In at least one jurisdiction, under certain circumstances, evidence of the commission of offenses other than the one on trial is admitted by the court and considered by the jury after a verdict of guilty is rendered and before other elements affecting the punishment to be administered are considered; but this practice prevails under statute so providing (see Wigmore on Evidence, volume 1, pp. 426-7, section 196, part 2a and note), and where, we take it, there is no announced public policy rule against piecemeal verdicts. In Pennsylvania, however, in the absence of a statute so providing, we do not permit jurors to render piecemeal verdicts; all their conclusions *154
must be comprehended in a single verdict: Panek v. Scranton Ry. Co.,
As to point (3), concerning the notation in the confession of Wilson of his identification as his property of the pistol with which the murder was committed, no objection to its admissibility on the ground now stated —, that it contained a mere conclusion of the stenographer —, was made at the time this evidence was offered; nor was any motion subsequently made to strike it out. Furthermore, the point now insisted upon was not urged in the court below, even in the motion for a new trial. Under these circumstances, and considering the fact that the record contained other evidence of such identification, the rule applies that, when evidence objected to on inadequate grounds is admitted, an appellate court will not consider adequate grounds urged for the first time on appeal: Brown v.

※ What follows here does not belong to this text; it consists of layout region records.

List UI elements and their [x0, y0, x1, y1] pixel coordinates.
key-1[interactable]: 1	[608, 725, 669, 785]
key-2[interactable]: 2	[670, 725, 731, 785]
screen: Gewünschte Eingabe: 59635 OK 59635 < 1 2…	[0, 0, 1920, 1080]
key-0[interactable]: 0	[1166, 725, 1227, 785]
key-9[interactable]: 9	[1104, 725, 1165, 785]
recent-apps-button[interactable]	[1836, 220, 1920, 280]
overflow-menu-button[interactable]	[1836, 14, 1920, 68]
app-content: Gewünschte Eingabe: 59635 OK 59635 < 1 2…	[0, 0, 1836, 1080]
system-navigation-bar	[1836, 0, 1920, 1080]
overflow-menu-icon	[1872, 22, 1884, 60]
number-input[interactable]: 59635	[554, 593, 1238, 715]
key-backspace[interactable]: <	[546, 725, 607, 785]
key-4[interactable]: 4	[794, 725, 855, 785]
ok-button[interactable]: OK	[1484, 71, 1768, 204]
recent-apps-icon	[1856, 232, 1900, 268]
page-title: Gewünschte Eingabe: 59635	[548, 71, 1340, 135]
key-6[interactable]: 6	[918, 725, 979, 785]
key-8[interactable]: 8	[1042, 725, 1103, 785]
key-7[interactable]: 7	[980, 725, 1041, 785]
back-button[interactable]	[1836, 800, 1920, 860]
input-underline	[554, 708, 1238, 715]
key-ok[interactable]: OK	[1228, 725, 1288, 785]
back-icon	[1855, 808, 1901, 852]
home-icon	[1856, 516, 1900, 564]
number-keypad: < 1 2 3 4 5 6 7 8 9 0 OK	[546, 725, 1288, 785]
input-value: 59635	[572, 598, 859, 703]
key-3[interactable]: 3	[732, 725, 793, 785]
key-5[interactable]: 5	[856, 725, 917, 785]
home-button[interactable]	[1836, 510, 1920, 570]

Kittanning Clay Products Co.,
The fact that the pistol which defendants used in the murder of Cocco and subsequently in the other hold-ups mentioned in the evidence, was taken from the possession of Christy, who was with defendant Wilson on the *156 night of the latter's arrest, is of no controlling significance, for there is ample evidence from which the conclusion could be drawn that the weapon passed from Wilson to Christy, on the evening in question, after the street car robbery.
No other points in the case call for discussion; we have considered all of any importance, and find no reversible error.
The judgments appealed from are affirmed; the record to be remitted to the court below for purposes of execution.